Comment by solidasparagus

Comment by solidasparagus 9 months ago

7 replies

Nice work! There is a gap when it comes to writing single-machine, concurrent CPU-bound python code. Ray is too big, pykka is threads only, builtins are poorly abstracted. The syntax is also very nice!

But I'm not sure I can use this even though I have a specific use-case that feels like it would work well (high-performance pure Python downloading from cloud object storage). The examples are a bit too simple and I don't understand how I can do more complicated things.

I chunk up my work, run it in parallel and then I need to do a fan-in step to reduce my chunks - how do you do that in Pyper?

Can the processes have state? Pure functions are nice, but if I'm reaching for multiprocess, I need performance and if I need performance, I'll often want a cache of some sort (I don't want to pickle and re-instantiate a cloud client every time I download some bytes for instance).

How do exceptions work? Observability? Logs/prints?

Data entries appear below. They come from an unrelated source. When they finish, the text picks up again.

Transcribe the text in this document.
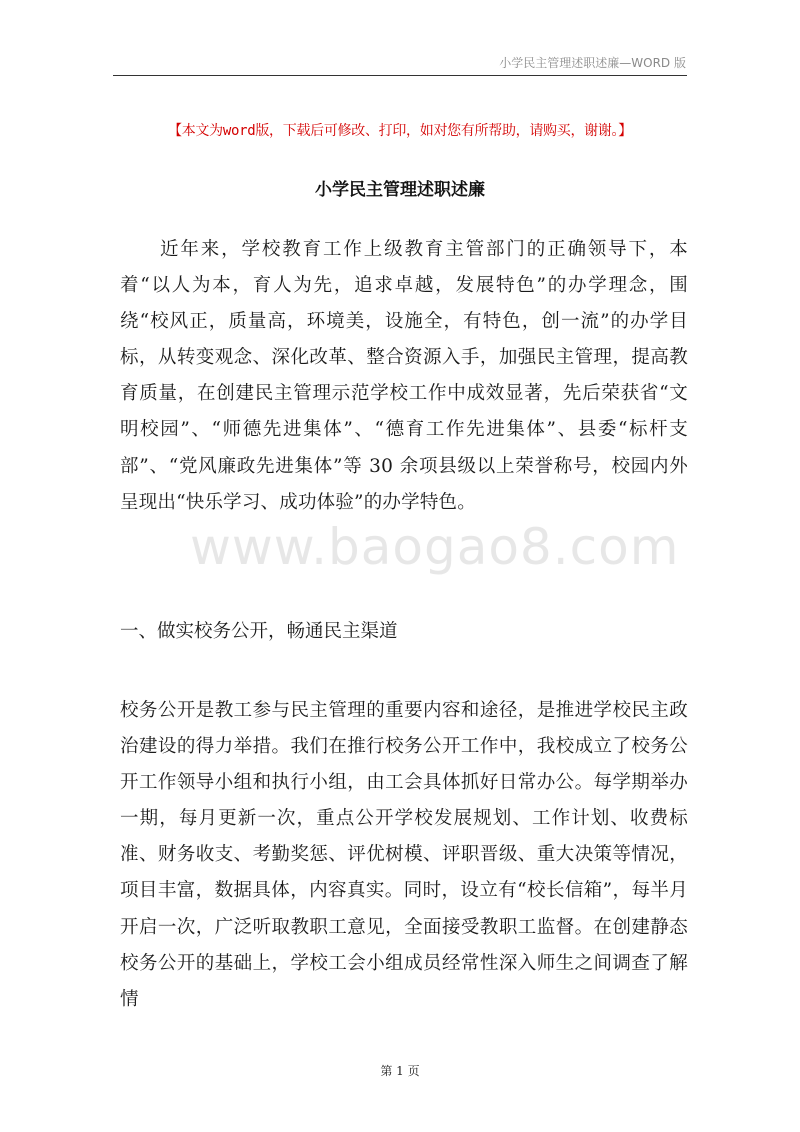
小学民主管理述职述廉—WORD 版
【本文为word版，下载后可修改、打印，如对您有所帮助，请购买，谢谢。】
小学民主管理述职述廉

近年来，学校教育工作上级教育主管部门的正确领导下，本着“以人为本，育人为先，追求卓越，发展特色”的办学理念，围绕“校风正，质量高，环境美，设施全，有特色，创一流”的办学目标，从转变观念、深化改革、整合资源入手，加强民主管理，提高教育质量，在创建民主管理示范学校工作中成效显著，先后荣获省“文明校园”、“师德先进集体”、“德育工作先进集体”、县委“标杆支部”、“党风廉政先进集体”等 30 余项县级以上荣誉称号，校园内外呈现出“快乐学习、成功体验”的办学特色。

www.baogao8.com

一、做实校务公开，畅通民主渠道

校务公开是教工参与民主管理的重要内容和途径，是推进学校民主政治建设的得力举措。我们在推行校务公开工作中，我校成立了校务公开工作领导小组和执行小组，由工会具体抓好日常办公。每学期举办一期，每月更新一次，重点公开学校发展规划、工作计划、收费标准、财务收支、考勤奖惩、评优树模、评职晋级、重大决策等情况，项目丰富，数据具体，内容真实。同时，设立有“校长信箱”，每半月开启一次，广泛听取教职工意见，全面接受教职工监督。在创建静态校务公开的基础上，学校工会小组成员经常性深入师生之间调查了解情

第 1 页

Then there's stuff that is probably asking too much from this project, but I get it if I write my own python pipeline so it matters to me - rate limiting WIP, cancellation, progress bars.

But if some of these problems are/were solved and it offers an easy way to use multiprocessing in python, I would probably use it!

pyper-dev 9 months ago

Great feedback, thank you. We'll certainly be working on adding more examples to illustrate more complex use cases.

One thing I'd mention is that we don't really imagine Pyper as a whole observability and orchestration platform. It's really a package for writing Python functions and executing them concurrently, in a flexible pattern that can be integrated with other tools.

For example, I'm personally a fan of Prefect as an observability platform-- you could define pipelines in Pyper then wrap it in a Prefect flow for orchestration logic.

Exception handling and logging can also be handled by orchestration tools (or in the business logic if appropriate, literally using try... except...)

For a simple progress bar, tqdm is probably the first thing to try. As it wraps anything iterable, applying it to a pipeline might look like:

  import time
  from pyper import task
  from tqdm import tqdm


  @task(branch=True)
  def func(limit: int):
      for i in range(limit):
          time.sleep(0.1)
          yield i


  def main():
      for _ in tqdm(func(limit=20), total=20):
          pass


  if __name__ == "__main__":
      main()
halfcat 9 months ago

> I don't want to pickle and re-instantiate a cloud client every time I download some bytes for instance

Have you tried multiprocessing.shared_memory to address this?

  • solidasparagus 9 months ago

    I haven't played with that much! This isn't really a problem in general for my approach to writing this sort of code - when I use multiprocessing, I use a Process class or a worker task function with a setup step followed by a while loop that pulls from a work/control queue. But in the Pyper functional programming world, it would be a concern.

    IIRC multiprocessing.shared_memory is a much more low-level of abstraction than most python stuff, so I think I'd need to figure out how to make the client use the shared memory and I'm not sure if I could.

globular-toast 9 months ago

Do you really need to reinvent the wheel every time for parallel workloads? Just learn GNU parallel and write single-threaded code.

Concurrency in general isn't about parallelism. It's just about doing multiple things at the same time.

  • cess11 9 months ago

    GNU Parallel is really neat, software that's so good it's boring. Closing in on being a quarter century old by now, no? I remember first reading about it in 2003 maybe?

    I've also used 'fork in Picolisp a lot for this kind of thing, and also Elixir, which arguably has much nicer pipes.

    But hey, it's good that Python after like thirty years or so is trying to get decent concurrency. Eventually people that use it as a first language might learn about such things too.

    • solidasparagus 9 months ago

      Why did your comment need to be so condescending?

      • cess11 9 months ago

        I'm sorry. It's the trauma of preaching the virtues of crude but efficient concurrency and similar multiprocessing for many years, in many workplaces, and only rarely meeting anything but distrust, disinterest or uninformed rebuttals like "OS processes are very heavy, can't do concurrency that way".

        However, it's a real problem that 'beginner languages' like Python and Javascript doesn't readily do multithread computation, something which has been the default on personal computers for quite a while now and available for at least twenty years.